The date palm sequencing work was a proof of concept study, according to Malek, who established the genomics laboratory last year. The goal was to establish and validate the capabilities of the core lab for large-scale genomics projects. The lab is an integral part of a large biomedical research program launched last year by WCMC-Q with support from the Qatar Foundation that aims to make Qatar a hub for research in the Middle East.
To produce the draft map, the WCMC-Q researchers used a next generation sequencing approach, which Malek says offers data quality between that of the expressed sequence tag (EST) method and the traditional whole-genome mapping method. "We were able to develop a relatively unbiased view of the gene space of the entire date palm plant at a fraction of the cost and in a much shorter period of time. Using this approach, which takes advantage of the lower repetitive DNA in the date palm gene regions, we have increased the publicly available knowledge of the date palm gene by about 1000 fold."
Malek and his research assistants obtained the DNA from leaves of the date palm provided by the Qatar Plant Tissue Culture Lab in the Department of Agriculture and Water Research (Qatar Ministry of Municipal Affairs and Agriculture).

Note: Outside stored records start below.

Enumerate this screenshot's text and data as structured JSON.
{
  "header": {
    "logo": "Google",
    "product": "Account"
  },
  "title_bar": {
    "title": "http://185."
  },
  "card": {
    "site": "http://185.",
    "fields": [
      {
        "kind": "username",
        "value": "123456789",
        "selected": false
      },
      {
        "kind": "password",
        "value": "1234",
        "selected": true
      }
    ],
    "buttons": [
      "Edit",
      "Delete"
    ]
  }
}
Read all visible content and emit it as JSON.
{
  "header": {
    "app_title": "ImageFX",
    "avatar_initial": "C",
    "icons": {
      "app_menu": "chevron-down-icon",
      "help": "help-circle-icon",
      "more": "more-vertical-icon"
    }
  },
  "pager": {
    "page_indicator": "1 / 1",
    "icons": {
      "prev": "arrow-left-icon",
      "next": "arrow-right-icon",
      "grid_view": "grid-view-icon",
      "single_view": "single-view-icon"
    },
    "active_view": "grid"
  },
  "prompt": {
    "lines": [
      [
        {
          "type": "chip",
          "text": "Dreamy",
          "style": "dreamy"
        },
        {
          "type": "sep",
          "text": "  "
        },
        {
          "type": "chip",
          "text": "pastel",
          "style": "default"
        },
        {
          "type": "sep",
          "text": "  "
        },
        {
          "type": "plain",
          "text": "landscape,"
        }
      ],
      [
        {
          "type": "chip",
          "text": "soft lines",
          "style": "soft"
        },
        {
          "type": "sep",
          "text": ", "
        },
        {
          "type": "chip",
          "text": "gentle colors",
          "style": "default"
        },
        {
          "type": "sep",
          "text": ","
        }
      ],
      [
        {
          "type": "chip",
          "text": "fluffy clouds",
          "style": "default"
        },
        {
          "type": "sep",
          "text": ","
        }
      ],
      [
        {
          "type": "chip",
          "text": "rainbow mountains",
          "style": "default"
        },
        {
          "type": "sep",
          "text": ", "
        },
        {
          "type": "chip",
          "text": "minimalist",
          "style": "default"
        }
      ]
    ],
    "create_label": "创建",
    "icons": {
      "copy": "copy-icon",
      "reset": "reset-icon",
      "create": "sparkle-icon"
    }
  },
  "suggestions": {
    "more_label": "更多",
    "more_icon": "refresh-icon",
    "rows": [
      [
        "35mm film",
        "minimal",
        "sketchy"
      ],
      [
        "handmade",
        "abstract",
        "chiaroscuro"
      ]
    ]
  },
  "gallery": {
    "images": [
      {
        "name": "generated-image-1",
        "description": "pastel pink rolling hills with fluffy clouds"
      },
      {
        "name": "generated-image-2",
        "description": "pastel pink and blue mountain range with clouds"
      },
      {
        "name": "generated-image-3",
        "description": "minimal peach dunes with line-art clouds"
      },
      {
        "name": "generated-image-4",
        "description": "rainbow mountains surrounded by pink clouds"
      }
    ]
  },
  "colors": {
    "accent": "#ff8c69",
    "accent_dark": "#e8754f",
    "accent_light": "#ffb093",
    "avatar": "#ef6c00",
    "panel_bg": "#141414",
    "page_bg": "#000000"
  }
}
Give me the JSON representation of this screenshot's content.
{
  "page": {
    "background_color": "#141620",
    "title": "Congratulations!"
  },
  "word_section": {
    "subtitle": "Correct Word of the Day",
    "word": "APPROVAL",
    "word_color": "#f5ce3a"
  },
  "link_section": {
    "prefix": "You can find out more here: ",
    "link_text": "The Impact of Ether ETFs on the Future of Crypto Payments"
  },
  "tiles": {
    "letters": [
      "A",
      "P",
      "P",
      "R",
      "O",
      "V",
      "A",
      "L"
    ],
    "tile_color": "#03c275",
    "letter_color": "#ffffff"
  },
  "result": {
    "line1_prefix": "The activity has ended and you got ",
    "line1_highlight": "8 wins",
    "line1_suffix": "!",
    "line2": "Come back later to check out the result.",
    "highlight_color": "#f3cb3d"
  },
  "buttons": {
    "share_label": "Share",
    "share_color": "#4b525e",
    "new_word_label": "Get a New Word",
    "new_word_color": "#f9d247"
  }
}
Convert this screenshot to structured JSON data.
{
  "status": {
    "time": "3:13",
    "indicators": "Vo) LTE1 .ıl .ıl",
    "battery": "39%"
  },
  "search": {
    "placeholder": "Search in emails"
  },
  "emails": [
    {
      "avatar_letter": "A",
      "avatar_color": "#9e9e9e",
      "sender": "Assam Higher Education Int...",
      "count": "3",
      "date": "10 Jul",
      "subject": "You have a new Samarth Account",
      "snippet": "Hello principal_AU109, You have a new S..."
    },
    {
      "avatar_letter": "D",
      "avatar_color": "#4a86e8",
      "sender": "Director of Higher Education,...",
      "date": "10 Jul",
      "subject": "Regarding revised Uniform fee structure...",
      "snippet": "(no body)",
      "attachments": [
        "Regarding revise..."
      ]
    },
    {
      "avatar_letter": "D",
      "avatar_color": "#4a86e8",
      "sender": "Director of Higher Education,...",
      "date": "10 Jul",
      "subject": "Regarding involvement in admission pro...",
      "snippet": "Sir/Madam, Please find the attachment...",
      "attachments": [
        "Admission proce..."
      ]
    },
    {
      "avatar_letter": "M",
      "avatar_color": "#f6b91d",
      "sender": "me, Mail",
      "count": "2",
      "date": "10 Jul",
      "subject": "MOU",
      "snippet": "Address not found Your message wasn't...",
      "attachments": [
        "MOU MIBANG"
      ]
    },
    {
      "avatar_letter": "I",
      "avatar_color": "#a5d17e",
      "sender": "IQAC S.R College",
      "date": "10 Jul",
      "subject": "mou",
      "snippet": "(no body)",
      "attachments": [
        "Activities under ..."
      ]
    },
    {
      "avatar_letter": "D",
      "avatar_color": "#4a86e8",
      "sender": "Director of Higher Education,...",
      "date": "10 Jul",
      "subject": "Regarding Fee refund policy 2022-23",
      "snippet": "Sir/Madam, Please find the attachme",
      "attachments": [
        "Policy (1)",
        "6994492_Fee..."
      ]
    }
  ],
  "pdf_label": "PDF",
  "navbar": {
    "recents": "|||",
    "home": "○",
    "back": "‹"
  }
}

Date palm trees play a significant role in agriculture throughout the Middle East, Northern Africa and Pakistan. The fruit is a major source of nutrition in those areas, and the tree itself plays an important role in the development of sustainable agriculture in many drought and saline-affected regions of the world. References in the Qur'an have kept alive the use of dates for medicinal purposes over the centuries.
Malek says he and his colleagues will continue to improve the draft sequence and publish their data. Meanwhile, they are making the information available to scientists and researchers around the world.